Now, I am learning how to recognize and manage my feelings of not being in control. I’m slowing learning how to accept things that are “out of my control” even if I don’t like how it feels. I am trying to “lean into” the scary, the unknown, and unhappy feelings instead of running away. I can not predict the future, I can not control it, but I can accept that. My anxiety is lessening, my happiness and inner peace are increasing and with that my unnecessary shopping is decreasing.
These days, as the world slowly begins to come alive again, I have gained a new appreciation for so much that I once took for granted. I am grateful for sunny days where I have time to enjoy a long walk or bike ride and pay attention to the beauty of my neighborhood. I appreciate seeing people and enjoy making eye contact with others and waving, nodding or saying hello. We don’t eat out as often as we use to, so I truly enjoy when we do venture out to a restaurant. Even if it does feel different, I am grateful to be there.
It wasn’t visiting the malls, or nail salons, or my pilates class that I couldn’t do without these past months. There were only two things I desperately yearned for and I hope will never take for granted again. The first was Church. Although, we watched mass every Sunday from our living room, when I was finally able to return to “in-person” mass service, I was overcome with emotion and gratefulness. I had no idea how much I needed to receive the Eucharist.

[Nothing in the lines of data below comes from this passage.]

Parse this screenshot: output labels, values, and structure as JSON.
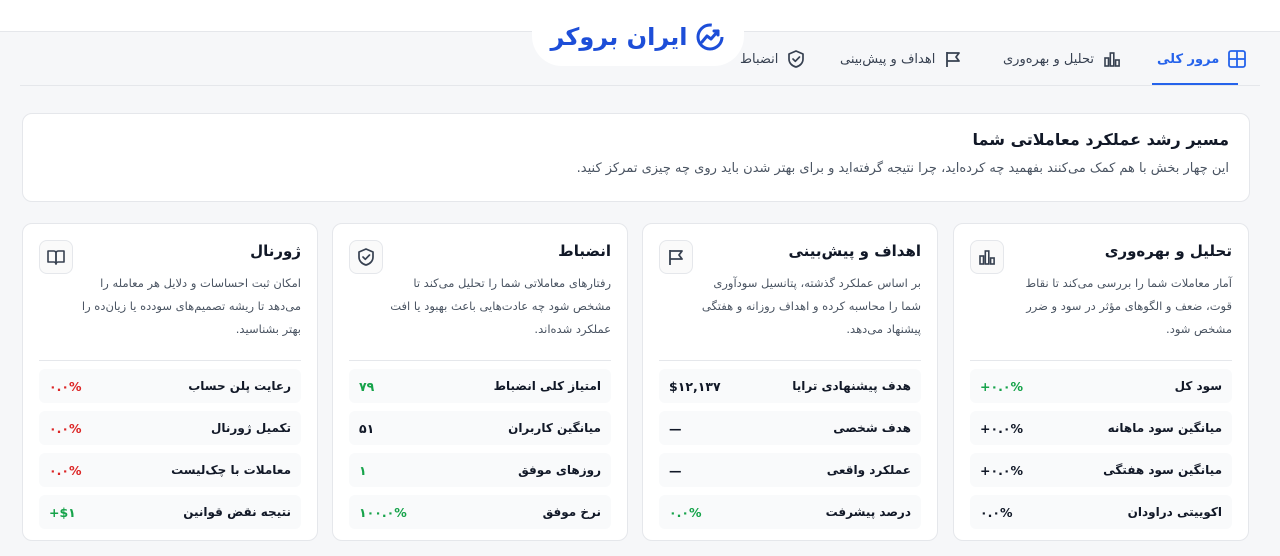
{
  "brand": {
    "name": "ایران بروکر",
    "accent": "#2563eb",
    "logo_color": "#1d4ed8"
  },
  "tabs": [
    {
      "label": "مرور کلی",
      "icon": "grid-icon",
      "active": true
    },
    {
      "label": "تحلیل و بهره‌وری",
      "icon": "bar-chart-icon",
      "active": false
    },
    {
      "label": "اهداف و پیش‌بینی",
      "icon": "flag-icon",
      "active": false
    },
    {
      "label": "انضباط",
      "icon": "shield-check-icon",
      "active": false
    }
  ],
  "intro": {
    "title": "مسیر رشد عملکرد معاملاتی شما",
    "description": "این چهار بخش با هم کمک می‌کنند بفهمید چه کرده‌اید، چرا نتیجه گرفته‌اید و برای بهتر شدن باید روی چه چیزی تمرکز کنید."
  },
  "cards": [
    {
      "title": "تحلیل و بهره‌وری",
      "icon": "bar-chart-icon",
      "description": "آمار معاملات شما را بررسی می‌کند تا نقاط قوت، ضعف و الگوهای مؤثر در سود و ضرر مشخص شود.",
      "rows": [
        {
          "label": "سود کل",
          "value": "+۰.۰%",
          "tone": "green"
        },
        {
          "label": "میانگین سود ماهانه",
          "value": "+۰.۰%",
          "tone": "dark"
        },
        {
          "label": "میانگین سود هفتگی",
          "value": "+۰.۰%",
          "tone": "dark"
        },
        {
          "label": "اکوییتی دراودان",
          "value": "۰.۰%",
          "tone": "dark"
        }
      ]
    },
    {
      "title": "اهداف و پیش‌بینی",
      "icon": "flag-icon",
      "description": "بر اساس عملکرد گذشته، پتانسیل سودآوری شما را محاسبه کرده و اهداف روزانه و هفتگی پیشنهاد می‌دهد.",
      "rows": [
        {
          "label": "هدف پیشنهادی ترایا",
          "value": "$۱۲,۱۳۷",
          "tone": "dark"
        },
        {
          "label": "هدف شخصی",
          "value": "—",
          "tone": "dark"
        },
        {
          "label": "عملکرد واقعی",
          "value": "—",
          "tone": "dark"
        },
        {
          "label": "درصد پیشرفت",
          "value": "۰.۰%",
          "tone": "green"
        }
      ]
    },
    {
      "title": "انضباط",
      "icon": "shield-check-icon",
      "description": "رفتارهای معاملاتی شما را تحلیل می‌کند تا مشخص شود چه عادت‌هایی باعث بهبود یا افت عملکرد شده‌اند.",
      "rows": [
        {
          "label": "امتیاز کلی انضباط",
          "value": "۷۹",
          "tone": "green"
        },
        {
          "label": "میانگین کاربران",
          "value": "۵۱",
          "tone": "dark"
        },
        {
          "label": "روزهای موفق",
          "value": "۱",
          "tone": "green"
        },
        {
          "label": "نرخ موفق",
          "value": "۱۰۰.۰%",
          "tone": "green"
        }
      ]
    },
    {
      "title": "ژورنال",
      "icon": "book-icon",
      "description": "امکان ثبت احساسات و دلایل هر معامله را می‌دهد تا ریشه تصمیم‌های سودده یا زیان‌ده را بهتر بشناسید.",
      "rows": [
        {
          "label": "رعایت پلن حساب",
          "value": "۰.۰%",
          "tone": "red"
        },
        {
          "label": "تکمیل ژورنال",
          "value": "۰.۰%",
          "tone": "red"
        },
        {
          "label": "معاملات با چک‌لیست",
          "value": "۰.۰%",
          "tone": "red"
        },
        {
          "label": "نتیجه نقض قوانین",
          "value": "+$۱",
          "tone": "green"
        }
      ]
    }
  ]
}
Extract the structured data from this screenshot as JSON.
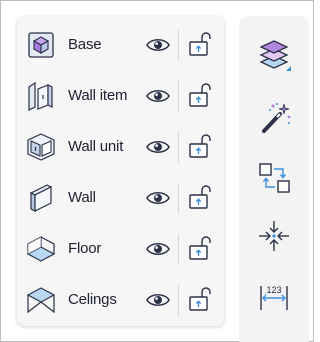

The second thing I desired was to socialize with my friends. Sure the phone calls, texts, and ZOOM meets were fun, but that first day when I spent real time with my friends was amazing. It didn’t matter that my clothes were to tight, or my hair was in desperate need of coloring, and my nails were a mess. None of that mattered..only being together mattered. It is our contact and connections to others that is essential and this pandemic has made that evident for me.
For now, that contact and connection will need to exist with distance and masks, but I can accept that. I will not, however, accept an attitude of waiting for time to simply pass. I intend on trying to live each day fully, with gratitude, the best way I know how, and trusting that I can handle even the things I can’t control.
“Yesterday is gone. Tomorrow has not yet come. We have only today. Let us begin.”